|COURT:||Delhi High Court|
|CORAM:||S. Muralidhar J, Vibhu Bakhru J|
|GENRE:||Domestic Tax, International Tax|
|CATCH WORDS:||royalty, software licensing|
|DATE:||January 19, 2016 (Date of pronouncement)|
|DATE:||January 25, 2016 (Date of publication)|
|FILE:||Click here to download the file in pdf format|
|S. 9(1)(vi): While consideration paid to acquire the right to use software is assessable as "royalty", payments made for purchase of software as a product is not for use or the right to use the software and is not assessable as "royalty"|
The Assessee had entered into a “VAR Agreement” with Track Health Pty. Limited, Australia (THPL). The assessee was required to promote, market and sell the Products in accordance with a business plan. The Assessee was entitled to use the software and source codes for a limited purposes to sell and promote the software for use by third parties; demonstrate the software to third parties; and to customise the software for the purposes of End Users. The said agreement further contains a number of covenants to ensure that the Intellectual Property Rights in respect of the software, related material and source codes remains with THPL. A plain reading of the aforesaid agreement indicates that the Assessee has been appointed for the purposes of reselling THPL’s software. The AO held that the said payment was assessable as “royalty” and that the assessee ought to have deducted tax at source. The CIT(A) and ITAT upheld the assessee’s claim that the Assessee was engaged in the resale of software and the payments made by it to THPL and others were on account of purchases made by the Assessee. On appeal by the department HELD dismissing the appeal:
(i) In the cases where an Assessee acquires the right to use a software the payment so made would amount to royalty. However in cases where the payments are made for purchase of software as a product, the consideration paid cannot be considered to be for use or the right to use the software. It is well settled that where software is sold as a product it would amount to sale of goods. In the case of Tata Consultancy Services v. State of Andhra Pradesh (2004) 271 ITR 401 (SC), the Supreme Court examined the transactions relating to the purchase and sale of software recorded on a CD in the context of the Andhra Pradesh General Sales Tax Act. The court held the same to be goods within the meaning of Section 2(b) of the said Act and consequently exigible to sales tax under the said Act. Clearly, the consideration paid for purchase of goods cannot be considered as ‘royalty’. Thus, it is necessary to make a distinction between the cases where consideration is paid to acquire the right to use a patent or a copyright and cases where payment is made to acquire patented or a copyrighted product/ material. In cases where payments are made to acquire products which are patented or copyrighted, the consideration paid would have to be treated as a payment for purchase of the product rather than consideration for use of the patent or copyright.
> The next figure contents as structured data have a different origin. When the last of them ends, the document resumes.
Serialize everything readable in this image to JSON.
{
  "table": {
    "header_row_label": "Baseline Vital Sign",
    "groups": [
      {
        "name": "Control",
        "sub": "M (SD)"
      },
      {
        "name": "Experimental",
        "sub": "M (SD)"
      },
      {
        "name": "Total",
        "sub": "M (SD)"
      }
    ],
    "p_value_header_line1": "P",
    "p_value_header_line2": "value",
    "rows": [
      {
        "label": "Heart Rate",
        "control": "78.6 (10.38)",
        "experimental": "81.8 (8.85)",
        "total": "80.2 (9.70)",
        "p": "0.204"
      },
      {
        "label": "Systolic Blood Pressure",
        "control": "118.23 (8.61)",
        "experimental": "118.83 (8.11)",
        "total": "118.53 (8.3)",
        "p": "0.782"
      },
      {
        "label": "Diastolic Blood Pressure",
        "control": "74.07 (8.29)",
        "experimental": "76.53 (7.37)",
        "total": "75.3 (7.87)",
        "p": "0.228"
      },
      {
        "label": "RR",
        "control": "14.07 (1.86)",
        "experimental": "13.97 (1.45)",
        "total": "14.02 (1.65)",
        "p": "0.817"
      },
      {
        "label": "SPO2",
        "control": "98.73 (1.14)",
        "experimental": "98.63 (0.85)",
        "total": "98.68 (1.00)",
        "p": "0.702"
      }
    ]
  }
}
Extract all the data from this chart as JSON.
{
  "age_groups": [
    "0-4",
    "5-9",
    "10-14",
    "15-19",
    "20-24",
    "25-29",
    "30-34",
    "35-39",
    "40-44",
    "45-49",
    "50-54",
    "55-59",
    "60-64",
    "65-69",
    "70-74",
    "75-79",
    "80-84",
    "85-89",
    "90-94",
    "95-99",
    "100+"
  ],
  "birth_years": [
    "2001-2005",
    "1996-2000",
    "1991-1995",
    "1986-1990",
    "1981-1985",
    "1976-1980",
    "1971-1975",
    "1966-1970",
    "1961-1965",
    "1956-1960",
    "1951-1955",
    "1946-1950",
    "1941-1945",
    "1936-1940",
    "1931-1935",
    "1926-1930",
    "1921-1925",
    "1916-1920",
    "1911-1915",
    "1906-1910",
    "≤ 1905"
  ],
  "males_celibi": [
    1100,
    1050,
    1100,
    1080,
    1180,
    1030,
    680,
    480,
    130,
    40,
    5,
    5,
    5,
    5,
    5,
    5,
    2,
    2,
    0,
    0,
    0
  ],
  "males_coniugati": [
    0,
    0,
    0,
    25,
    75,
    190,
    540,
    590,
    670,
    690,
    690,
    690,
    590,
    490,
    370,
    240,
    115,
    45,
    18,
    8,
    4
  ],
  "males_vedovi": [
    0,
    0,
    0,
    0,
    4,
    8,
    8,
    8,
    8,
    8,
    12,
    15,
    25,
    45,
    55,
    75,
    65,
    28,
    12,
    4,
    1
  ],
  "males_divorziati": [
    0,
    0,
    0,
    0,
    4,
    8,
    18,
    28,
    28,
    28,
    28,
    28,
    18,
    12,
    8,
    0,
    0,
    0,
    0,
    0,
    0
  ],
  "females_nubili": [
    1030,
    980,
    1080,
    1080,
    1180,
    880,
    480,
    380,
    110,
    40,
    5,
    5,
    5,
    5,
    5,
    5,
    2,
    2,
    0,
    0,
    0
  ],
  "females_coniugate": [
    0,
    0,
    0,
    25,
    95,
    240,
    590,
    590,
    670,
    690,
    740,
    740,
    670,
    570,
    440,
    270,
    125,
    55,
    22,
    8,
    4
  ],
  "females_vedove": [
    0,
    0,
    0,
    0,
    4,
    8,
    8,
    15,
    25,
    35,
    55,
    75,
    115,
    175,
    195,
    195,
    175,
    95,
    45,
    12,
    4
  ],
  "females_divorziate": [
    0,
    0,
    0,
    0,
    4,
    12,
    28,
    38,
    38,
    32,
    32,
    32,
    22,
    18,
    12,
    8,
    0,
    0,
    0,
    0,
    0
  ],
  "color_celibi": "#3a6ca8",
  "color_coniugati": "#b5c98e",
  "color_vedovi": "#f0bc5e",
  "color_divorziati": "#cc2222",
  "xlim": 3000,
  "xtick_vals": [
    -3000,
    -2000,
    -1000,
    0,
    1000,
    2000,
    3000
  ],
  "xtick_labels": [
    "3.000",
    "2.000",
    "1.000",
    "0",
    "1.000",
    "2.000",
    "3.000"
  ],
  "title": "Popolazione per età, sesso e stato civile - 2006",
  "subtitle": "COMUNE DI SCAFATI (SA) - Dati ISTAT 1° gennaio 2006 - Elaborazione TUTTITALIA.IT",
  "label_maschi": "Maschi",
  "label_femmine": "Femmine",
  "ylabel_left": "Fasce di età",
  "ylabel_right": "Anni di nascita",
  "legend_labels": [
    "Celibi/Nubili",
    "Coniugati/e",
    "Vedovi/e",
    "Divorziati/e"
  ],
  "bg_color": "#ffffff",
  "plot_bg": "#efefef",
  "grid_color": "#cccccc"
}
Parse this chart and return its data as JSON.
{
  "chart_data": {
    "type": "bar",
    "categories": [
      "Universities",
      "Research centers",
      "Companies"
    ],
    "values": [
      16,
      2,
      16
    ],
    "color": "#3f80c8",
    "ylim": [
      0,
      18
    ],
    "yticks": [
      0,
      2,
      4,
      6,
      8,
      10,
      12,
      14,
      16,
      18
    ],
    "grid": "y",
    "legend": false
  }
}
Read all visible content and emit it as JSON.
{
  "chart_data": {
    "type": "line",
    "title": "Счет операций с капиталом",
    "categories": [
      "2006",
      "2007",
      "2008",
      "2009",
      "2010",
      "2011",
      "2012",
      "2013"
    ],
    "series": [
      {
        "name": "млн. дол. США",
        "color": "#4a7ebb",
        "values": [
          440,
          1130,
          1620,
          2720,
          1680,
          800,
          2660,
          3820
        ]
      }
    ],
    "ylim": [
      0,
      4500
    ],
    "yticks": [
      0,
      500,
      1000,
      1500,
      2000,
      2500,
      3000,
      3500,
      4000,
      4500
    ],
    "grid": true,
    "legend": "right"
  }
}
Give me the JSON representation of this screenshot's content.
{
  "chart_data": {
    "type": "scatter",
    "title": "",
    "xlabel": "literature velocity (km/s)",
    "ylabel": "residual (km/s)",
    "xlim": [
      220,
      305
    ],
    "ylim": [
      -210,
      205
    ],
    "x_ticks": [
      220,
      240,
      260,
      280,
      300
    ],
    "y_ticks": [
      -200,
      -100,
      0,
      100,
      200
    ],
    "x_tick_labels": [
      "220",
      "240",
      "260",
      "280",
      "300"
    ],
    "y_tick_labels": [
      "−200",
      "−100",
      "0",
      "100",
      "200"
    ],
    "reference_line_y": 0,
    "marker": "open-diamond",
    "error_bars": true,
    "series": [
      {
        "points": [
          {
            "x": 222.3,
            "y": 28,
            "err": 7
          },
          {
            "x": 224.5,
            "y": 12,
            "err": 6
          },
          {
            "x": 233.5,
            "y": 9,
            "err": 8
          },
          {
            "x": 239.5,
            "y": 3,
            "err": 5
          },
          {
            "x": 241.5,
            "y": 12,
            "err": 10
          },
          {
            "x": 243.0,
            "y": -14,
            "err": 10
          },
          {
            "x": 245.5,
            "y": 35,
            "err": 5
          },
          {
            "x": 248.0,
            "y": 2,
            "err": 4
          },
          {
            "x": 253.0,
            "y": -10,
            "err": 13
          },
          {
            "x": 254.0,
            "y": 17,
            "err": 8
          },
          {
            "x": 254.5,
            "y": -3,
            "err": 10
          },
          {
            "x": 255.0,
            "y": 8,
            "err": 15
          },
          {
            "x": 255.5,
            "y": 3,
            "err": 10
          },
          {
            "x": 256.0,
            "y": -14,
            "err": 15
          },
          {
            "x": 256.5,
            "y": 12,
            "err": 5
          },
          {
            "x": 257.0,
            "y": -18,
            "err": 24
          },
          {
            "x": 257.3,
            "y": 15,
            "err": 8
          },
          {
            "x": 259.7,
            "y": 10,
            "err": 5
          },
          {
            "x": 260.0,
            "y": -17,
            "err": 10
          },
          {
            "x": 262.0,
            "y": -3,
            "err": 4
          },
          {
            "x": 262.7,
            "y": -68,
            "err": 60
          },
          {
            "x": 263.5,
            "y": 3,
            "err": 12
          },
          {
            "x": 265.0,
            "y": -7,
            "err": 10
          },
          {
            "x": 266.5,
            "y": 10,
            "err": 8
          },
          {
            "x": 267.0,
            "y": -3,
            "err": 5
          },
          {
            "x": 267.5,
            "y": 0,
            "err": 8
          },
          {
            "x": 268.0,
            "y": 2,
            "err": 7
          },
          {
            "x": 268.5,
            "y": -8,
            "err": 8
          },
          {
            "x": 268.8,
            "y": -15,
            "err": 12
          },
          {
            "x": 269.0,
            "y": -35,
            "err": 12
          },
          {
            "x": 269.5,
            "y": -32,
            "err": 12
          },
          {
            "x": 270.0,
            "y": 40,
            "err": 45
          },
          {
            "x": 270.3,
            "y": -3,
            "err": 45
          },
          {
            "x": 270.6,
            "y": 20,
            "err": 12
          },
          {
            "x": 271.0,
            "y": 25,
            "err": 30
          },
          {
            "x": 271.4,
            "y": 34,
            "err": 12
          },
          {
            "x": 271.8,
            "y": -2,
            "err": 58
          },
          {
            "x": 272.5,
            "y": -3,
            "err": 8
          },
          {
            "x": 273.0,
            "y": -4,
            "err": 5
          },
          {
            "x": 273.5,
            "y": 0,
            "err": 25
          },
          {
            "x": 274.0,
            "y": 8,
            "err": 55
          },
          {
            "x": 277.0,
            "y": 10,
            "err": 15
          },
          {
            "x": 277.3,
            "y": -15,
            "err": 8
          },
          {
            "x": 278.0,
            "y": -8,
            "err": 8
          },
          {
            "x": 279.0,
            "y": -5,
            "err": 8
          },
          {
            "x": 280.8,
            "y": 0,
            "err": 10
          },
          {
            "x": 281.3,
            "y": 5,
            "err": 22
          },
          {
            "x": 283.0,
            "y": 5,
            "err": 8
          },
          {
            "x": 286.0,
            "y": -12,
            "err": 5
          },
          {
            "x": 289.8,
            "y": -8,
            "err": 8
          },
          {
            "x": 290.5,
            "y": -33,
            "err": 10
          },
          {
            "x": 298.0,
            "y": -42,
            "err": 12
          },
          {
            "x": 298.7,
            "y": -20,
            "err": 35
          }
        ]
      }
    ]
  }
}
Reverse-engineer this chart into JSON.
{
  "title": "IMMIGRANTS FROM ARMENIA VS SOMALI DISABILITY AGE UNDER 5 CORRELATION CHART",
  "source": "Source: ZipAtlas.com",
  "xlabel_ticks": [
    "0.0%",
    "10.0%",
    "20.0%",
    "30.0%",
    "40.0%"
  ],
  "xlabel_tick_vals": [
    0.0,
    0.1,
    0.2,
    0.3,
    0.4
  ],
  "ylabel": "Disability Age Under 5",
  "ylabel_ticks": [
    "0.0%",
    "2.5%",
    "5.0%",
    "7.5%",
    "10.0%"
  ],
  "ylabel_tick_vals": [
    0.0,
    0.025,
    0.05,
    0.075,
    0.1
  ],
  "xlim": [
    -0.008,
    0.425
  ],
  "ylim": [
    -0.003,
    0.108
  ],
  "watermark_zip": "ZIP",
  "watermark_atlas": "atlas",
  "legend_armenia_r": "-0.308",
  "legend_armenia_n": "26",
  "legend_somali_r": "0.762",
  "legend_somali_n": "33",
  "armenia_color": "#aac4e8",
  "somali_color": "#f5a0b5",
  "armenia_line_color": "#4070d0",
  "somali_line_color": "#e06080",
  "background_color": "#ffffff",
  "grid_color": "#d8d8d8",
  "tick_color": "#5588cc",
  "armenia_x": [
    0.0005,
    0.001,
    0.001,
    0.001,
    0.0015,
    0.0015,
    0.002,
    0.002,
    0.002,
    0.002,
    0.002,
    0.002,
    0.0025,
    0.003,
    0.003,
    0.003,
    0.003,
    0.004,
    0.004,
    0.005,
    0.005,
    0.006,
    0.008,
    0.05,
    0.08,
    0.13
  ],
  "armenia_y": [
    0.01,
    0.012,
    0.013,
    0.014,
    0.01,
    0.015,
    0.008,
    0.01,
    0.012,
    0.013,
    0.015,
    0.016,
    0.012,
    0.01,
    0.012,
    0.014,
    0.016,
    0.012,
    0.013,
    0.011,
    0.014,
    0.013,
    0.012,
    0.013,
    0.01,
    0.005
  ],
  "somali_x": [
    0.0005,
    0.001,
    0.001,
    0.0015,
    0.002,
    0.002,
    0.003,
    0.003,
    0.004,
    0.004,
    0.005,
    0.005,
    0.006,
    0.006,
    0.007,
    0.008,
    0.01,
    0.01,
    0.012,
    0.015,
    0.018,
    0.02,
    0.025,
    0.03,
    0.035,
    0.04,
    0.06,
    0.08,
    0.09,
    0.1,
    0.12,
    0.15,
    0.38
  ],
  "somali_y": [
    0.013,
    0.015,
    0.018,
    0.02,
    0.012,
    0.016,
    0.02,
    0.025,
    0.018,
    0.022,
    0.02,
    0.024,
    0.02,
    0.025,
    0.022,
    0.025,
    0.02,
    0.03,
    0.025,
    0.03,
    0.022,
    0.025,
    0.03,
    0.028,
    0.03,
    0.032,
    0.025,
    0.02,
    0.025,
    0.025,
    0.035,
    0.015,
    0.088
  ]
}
(ii) A Coordinate Bench of this Court has also expressed a similar view in the case of Director of Income Tax v. Infrasoft Ltd.: (2014) 220 Taxman 273 (Del). In that case, the Revenue sought to tax the receipts on sale of licensing of certain software as royalty. The Tribunal held that there was no transfer of rights in respect of the copyright held by the Assessee in the software and it was a case of mere transfer of copyrighted article. This Court concurred with the Tribunal and held that what was transferred was not copyright or the right to use a copyright but a limited right to use the copyrighted material and that did not give rise to any royalty income.
(iii) Insofar as the reliance placed by the Revenue on the decision of the Karnataka High Court in CIT v. Samsung Electronics Co. Ltd (2012) 345 ITR 494 (Kar) is concerned, a Coordinate Bench of this Court in Director of Income Tax v. Infrasoft Ltd.: (2014) 220 Taxman 273 (Del) has unequivocally expressed its view that it was not in agreement with that decision. Thus, the said decision is of no assistance to the Revenue in this case. In another case, CIT v. Dynamic Vertical Software India P. Ltd (2011) 332 ITR 222 (Del), this Court had reiterated the view that payment made by a reseller for the purchase of software for sale in the Indian market could by no stretch be considered as royalty.